Como em tantas outras áreas, a pandemia de covid-19 escancarou também os problemas de gestão da mobilidade nas grandes e médias cidades mundo afora. Pior: trouxe novas complicações, principalmente no quesito “carga urbana”. O cenário recomenda reflexões e providências imediatas – para não sermos, com o perdão da imagem, atropelados no futuro.
Até o início da década de 2010, as questões mais espinhosas relacionadas ao deslocamento de pessoas e bens no perímetro urbano – e suas respectivas soluções – eram razoavelmente conhecidas. Do rol de problemas, sobressaíam-se estes: cidades mal desenhadas, concentrando empregos em poucas regiões, com oferta de moradias cada vez mais longe; linhas de transporte público lotadas e pendulares; gigantescos engarrafamentos; elevados índices de mortos e feridos no trânsito; poluição, barulho, ineficiência.
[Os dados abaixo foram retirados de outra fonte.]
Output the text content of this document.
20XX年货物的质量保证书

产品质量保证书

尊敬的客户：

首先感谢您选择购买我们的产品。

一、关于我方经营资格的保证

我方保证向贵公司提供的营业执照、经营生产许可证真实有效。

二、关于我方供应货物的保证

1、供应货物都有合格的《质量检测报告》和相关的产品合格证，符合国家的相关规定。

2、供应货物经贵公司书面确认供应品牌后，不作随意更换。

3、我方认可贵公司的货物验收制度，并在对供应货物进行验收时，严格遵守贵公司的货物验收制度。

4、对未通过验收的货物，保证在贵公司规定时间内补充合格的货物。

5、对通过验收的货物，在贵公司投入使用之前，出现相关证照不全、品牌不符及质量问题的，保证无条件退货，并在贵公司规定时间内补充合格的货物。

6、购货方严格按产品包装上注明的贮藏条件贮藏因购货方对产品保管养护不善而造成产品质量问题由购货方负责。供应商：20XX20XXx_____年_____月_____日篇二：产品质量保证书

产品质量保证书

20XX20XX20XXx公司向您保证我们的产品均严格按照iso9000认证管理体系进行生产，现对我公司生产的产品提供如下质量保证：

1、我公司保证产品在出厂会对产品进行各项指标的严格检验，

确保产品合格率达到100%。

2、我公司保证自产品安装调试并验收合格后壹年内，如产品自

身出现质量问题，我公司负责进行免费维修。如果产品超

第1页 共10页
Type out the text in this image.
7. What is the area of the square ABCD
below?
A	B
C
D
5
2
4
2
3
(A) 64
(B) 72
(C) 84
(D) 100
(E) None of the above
Entre as saídas frequentemente adotadas seria possível destacar: mais linhas de alta capacidade, como metrôs, trens e corredores; integração física, operacional e tarifária; faixas exclusivas de ônibus; limitação de velocidade; cobrança pelo uso de estacionamento nas vias públicas; maior número de ciclovias e de espaços para pedestres.
A rápida universalização de dispositivos eletrônicos da categoria “smart” popularizou soluções baseadas em plataformas tecnológicas que trouxeram mais atores e maior complexidade ao ambiente descrito no parágrafo acima. Sistemas de GPS que atualizam as condições do trânsito e guiam os motoristas por vias menos entupidas, informações sobre o transporte público em tempo real, transporte por aplicativo, bicicletas compartilhadas – os exemplos se multiplicaram. Some-se a isso uma capacidade quase infinita de dados disponibilizados para gerar decisões estratégicas e gerenciais, e o resultado não poderia ser outro: o florescimento de incontornáveis desafios.
Ármarios em estações do Metrô-Rio para retirada de produtos comprados na internet. Foto: Clique e Retire
No meio de toda essa revolução, o surto do Sars-CoV-2 tomou o planeta de assalto, provocando, em pouquíssimos meses, uma radical mudança de hábitos, a qual impactaria ainda mais a mobilidade urbana. Medidas de distanciamento social, o medo de contaminação e o trabalho remoto ruíram a demanda dos sistemas de transporte público. As compras virtuais, que já vinham crescendo, explodiram. Quem pôde ficar em casa aumentou a aquisição de mercadorias pela internet; as lojas que ainda não estavam no ambiente virtual aceleraram a sua incorporação.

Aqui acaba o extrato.